White Lights
WHITE LIGHTS, 1995
Refettorio delle Stelline, galleria Credito Valtellinese, Milan
10 fixed slide-projections on wall, 20 video, 20 channels sound diffusion of female
recorded voices. m 60×6,50
About this work
Silvio Wolf has designed Luci Bianche (White Lights) working on the memory of the Refettorio (Refectory), the iconography of the Stelline (Little Stars: the name of the female orphans who once lived there), and the architectural space of the former female orphanage.
The artist was inspired by the original images that he researched in the historical archive of Pio Albergo Trivulzio, another historical institution in Milan; he photographically transformed and simultaneously projected them in a fixed form on the North wall of the space. This creates a single 65-meter-long image that seamlessly represents the Stelline’s faces transfigured by light.

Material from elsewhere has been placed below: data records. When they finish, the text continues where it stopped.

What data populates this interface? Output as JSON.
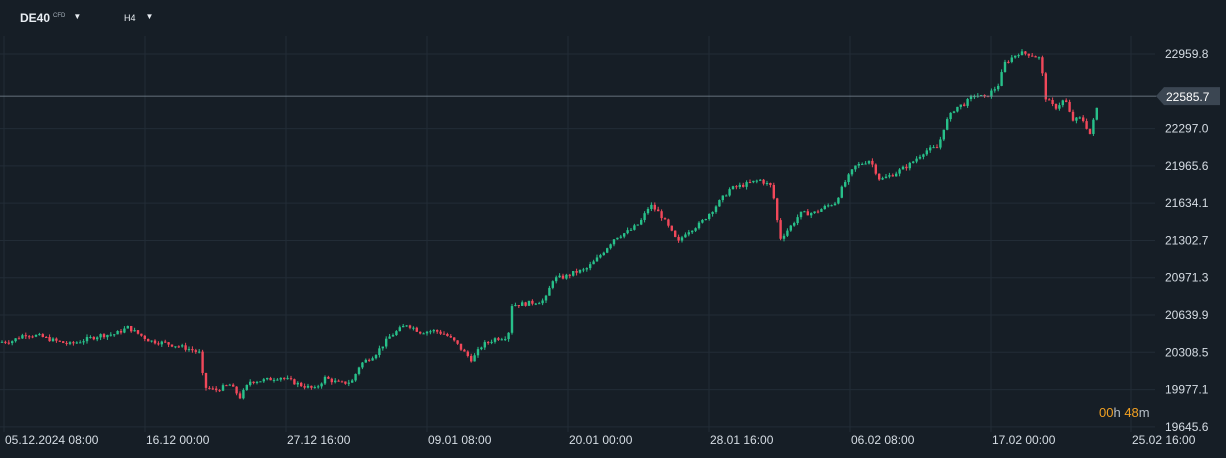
{
  "header": {
    "symbol": "DE40",
    "symbol_tag": "CFD",
    "timeframe": "H4"
  },
  "countdown": {
    "hours": "00",
    "h_unit": "h",
    "minutes": "48",
    "m_unit": "m"
  },
  "colors": {
    "background": "#161e26",
    "grid": "#222c36",
    "up": "#28c08a",
    "down": "#f1485a",
    "text": "#d6dde4",
    "countdown": "#f2a122"
  },
  "chart_data": {
    "type": "candlestick",
    "title": "",
    "xlabel": "",
    "ylabel": "",
    "ylim": [
      19600,
      23120
    ],
    "y_ticks": [
      "22959.8",
      "22297.0",
      "21965.6",
      "21634.1",
      "21302.7",
      "20971.3",
      "20639.9",
      "20308.5",
      "19977.1",
      "19645.6"
    ],
    "x_ticks": [
      "05.12.2024  08:00",
      "16.12  00:00",
      "27.12  16:00",
      "09.01  08:00",
      "20.01  00:00",
      "28.01  16:00",
      "06.02  08:00",
      "17.02  00:00",
      "25.02  16:00"
    ],
    "current_price": "22585.7",
    "grid": true,
    "series_close_path": [
      [
        0,
        20400
      ],
      [
        12,
        20410
      ],
      [
        25,
        20470
      ],
      [
        40,
        20450
      ],
      [
        55,
        20410
      ],
      [
        70,
        20380
      ],
      [
        85,
        20420
      ],
      [
        100,
        20460
      ],
      [
        115,
        20470
      ],
      [
        128,
        20530
      ],
      [
        135,
        20490
      ],
      [
        150,
        20410
      ],
      [
        165,
        20390
      ],
      [
        180,
        20360
      ],
      [
        192,
        20330
      ],
      [
        200,
        20300
      ],
      [
        204,
        20000
      ],
      [
        215,
        19970
      ],
      [
        230,
        20020
      ],
      [
        240,
        19910
      ],
      [
        250,
        20050
      ],
      [
        265,
        20060
      ],
      [
        280,
        20090
      ],
      [
        300,
        20020
      ],
      [
        315,
        19980
      ],
      [
        325,
        20080
      ],
      [
        340,
        20030
      ],
      [
        352,
        20050
      ],
      [
        360,
        20200
      ],
      [
        375,
        20290
      ],
      [
        390,
        20450
      ],
      [
        407,
        20560
      ],
      [
        420,
        20490
      ],
      [
        435,
        20500
      ],
      [
        445,
        20470
      ],
      [
        455,
        20400
      ],
      [
        465,
        20300
      ],
      [
        472,
        20240
      ],
      [
        482,
        20370
      ],
      [
        495,
        20430
      ],
      [
        508,
        20450
      ],
      [
        512,
        20730
      ],
      [
        525,
        20740
      ],
      [
        545,
        20770
      ],
      [
        553,
        20960
      ],
      [
        565,
        20980
      ],
      [
        575,
        21020
      ],
      [
        585,
        21040
      ],
      [
        595,
        21120
      ],
      [
        605,
        21220
      ],
      [
        615,
        21330
      ],
      [
        630,
        21390
      ],
      [
        640,
        21460
      ],
      [
        650,
        21620
      ],
      [
        660,
        21540
      ],
      [
        670,
        21400
      ],
      [
        678,
        21280
      ],
      [
        685,
        21370
      ],
      [
        700,
        21450
      ],
      [
        715,
        21600
      ],
      [
        730,
        21760
      ],
      [
        745,
        21800
      ],
      [
        760,
        21840
      ],
      [
        772,
        21780
      ],
      [
        780,
        21320
      ],
      [
        790,
        21420
      ],
      [
        800,
        21540
      ],
      [
        815,
        21550
      ],
      [
        825,
        21600
      ],
      [
        835,
        21640
      ],
      [
        845,
        21820
      ],
      [
        855,
        21960
      ],
      [
        870,
        22020
      ],
      [
        880,
        21840
      ],
      [
        895,
        21900
      ],
      [
        910,
        21980
      ],
      [
        925,
        22100
      ],
      [
        938,
        22130
      ],
      [
        945,
        22340
      ],
      [
        955,
        22480
      ],
      [
        965,
        22520
      ],
      [
        975,
        22600
      ],
      [
        985,
        22570
      ],
      [
        998,
        22680
      ],
      [
        1005,
        22880
      ],
      [
        1018,
        22970
      ],
      [
        1030,
        22960
      ],
      [
        1040,
        22920
      ],
      [
        1046,
        22560
      ],
      [
        1055,
        22480
      ],
      [
        1065,
        22560
      ],
      [
        1072,
        22370
      ],
      [
        1082,
        22390
      ],
      [
        1090,
        22250
      ],
      [
        1096,
        22450
      ],
      [
        1100,
        22590
      ]
    ]
  }
}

The alternating of presence and absence of white light reflected from the wall gives life to an original binary code: a constellation of new faces is fixed to the architectural structure of the Refettorio.
The rooting with the history of the place is also represented by the presence of ten tables placed along the South side of the gallery, according to the arrangement of the original dining tables.
They scan the space along its entire length and 20 tv sets are placed on them. The simultaneous broadcast of the videos diffuses the uninterrupted flow of the Stars faces in the hall.
Fragments of white voices emitted by each video channel elaborate the sound memory of of the community that inhabited this place for more than two centuries until the ’70s of the XX Century.
Silvio Wolf acts on time and space through the creation of new generations of images.
The place and light are together the object and means of his work. Origins and new creations interact in the very space that originally generated them. The photographic images, videos and digital sounds actualize and transform its memory. The welding between intangible elements of tradition and contemporary languages is the key to the symbolic reading of this work.